1868
THE 14TH AMENDMENT
The 14th Amendment’s reads: “All persons born or naturalized in the United States, and subject to the jurisdiction thereof, are citizens of the United States and of the State wherein they reside. No State shall make or enforce any law which shall abridge the privileges or immunities of citizens of the United States; nor shall any State deprive any person of life, liberty, or property without due process of law; nor deny to any person within its jurisdiction the equal protection of the laws.”
The final section of the amendment grants Congress the power to enforce these rights “through appropriate legislation.” The amendment enacted a fundamental change—a revolution in our understanding of civic capacity—for Blacks and other minorities, because it speaks of “persons” without regard to race. It was also revolutionary in the distribution of power between state and national governments.

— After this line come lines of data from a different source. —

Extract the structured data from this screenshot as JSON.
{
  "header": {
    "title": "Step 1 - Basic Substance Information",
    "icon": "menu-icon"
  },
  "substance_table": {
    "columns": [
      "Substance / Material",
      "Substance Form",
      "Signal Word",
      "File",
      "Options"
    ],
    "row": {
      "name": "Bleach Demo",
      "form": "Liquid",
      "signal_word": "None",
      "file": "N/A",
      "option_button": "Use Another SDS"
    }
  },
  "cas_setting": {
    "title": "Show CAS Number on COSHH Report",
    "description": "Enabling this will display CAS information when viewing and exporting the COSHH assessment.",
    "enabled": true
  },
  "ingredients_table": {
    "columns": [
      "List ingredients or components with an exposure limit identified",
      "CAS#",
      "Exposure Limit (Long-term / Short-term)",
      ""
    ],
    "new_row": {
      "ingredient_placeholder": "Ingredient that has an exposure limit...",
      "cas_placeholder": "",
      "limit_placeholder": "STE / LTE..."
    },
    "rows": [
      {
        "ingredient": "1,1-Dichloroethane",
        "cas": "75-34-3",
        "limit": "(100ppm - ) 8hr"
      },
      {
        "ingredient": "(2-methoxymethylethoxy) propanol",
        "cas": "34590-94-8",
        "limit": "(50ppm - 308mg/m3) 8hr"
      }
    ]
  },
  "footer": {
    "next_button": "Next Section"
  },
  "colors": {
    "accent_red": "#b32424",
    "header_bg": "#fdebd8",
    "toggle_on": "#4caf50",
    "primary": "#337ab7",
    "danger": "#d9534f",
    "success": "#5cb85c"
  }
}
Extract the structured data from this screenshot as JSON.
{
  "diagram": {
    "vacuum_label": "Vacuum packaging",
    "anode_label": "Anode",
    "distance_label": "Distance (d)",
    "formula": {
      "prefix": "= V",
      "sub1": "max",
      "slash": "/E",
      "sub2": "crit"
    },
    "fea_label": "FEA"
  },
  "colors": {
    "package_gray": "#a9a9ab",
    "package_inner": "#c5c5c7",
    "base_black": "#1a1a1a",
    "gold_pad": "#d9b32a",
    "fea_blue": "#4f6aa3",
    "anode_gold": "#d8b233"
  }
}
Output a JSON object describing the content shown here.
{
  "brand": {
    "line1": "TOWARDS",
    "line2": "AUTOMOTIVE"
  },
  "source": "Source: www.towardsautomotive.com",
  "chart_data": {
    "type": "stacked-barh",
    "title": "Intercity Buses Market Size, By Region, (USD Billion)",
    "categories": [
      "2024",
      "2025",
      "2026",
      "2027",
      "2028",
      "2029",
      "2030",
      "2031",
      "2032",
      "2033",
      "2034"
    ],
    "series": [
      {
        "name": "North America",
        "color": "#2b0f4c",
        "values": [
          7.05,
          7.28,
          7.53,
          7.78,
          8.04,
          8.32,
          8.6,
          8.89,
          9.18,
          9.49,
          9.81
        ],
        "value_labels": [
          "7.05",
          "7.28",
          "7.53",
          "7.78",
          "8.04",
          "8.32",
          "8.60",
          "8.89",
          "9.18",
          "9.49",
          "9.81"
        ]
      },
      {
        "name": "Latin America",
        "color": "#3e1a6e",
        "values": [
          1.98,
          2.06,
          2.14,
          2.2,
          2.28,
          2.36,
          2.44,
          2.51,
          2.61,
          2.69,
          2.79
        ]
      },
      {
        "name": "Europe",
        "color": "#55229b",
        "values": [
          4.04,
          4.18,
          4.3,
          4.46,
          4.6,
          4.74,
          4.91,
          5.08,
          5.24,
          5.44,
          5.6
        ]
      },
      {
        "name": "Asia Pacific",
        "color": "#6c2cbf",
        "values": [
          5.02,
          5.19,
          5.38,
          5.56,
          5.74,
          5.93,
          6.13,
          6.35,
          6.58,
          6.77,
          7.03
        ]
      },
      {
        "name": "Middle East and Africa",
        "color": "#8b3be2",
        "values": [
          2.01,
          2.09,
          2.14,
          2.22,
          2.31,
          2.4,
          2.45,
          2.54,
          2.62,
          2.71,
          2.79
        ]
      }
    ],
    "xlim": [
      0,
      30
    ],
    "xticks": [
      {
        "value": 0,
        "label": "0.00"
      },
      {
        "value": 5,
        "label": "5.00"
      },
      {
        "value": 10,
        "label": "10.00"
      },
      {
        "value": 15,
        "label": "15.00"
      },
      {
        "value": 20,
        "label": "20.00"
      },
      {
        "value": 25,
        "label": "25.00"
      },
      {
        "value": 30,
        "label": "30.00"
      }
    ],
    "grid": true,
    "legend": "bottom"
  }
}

The Dred Scott decision was dead. The amendment further shielded Blacks from attempts by state governments to undercut their civic membership by declaring that states could not deny Blacks the “privileges or immunities: of national citizenship,” nor lawfully withhold the “due process of law and “equal protection of the laws” to which they were entitled.
The 14th Amendment, ratified in 1868, has been the subject of more litigation than any other part of the Constitution, Mark S. Weiner writes in “Black Trials: Citizenship from The Beginnings of Slavery to the End of Caste.”
Source
Mark S. Weiner, Black Trials: Citizenship from the Beginnings of Slavery to the end of Caste, 1st ed. (New York: Alfred A. Knopf, 2004), 189-190.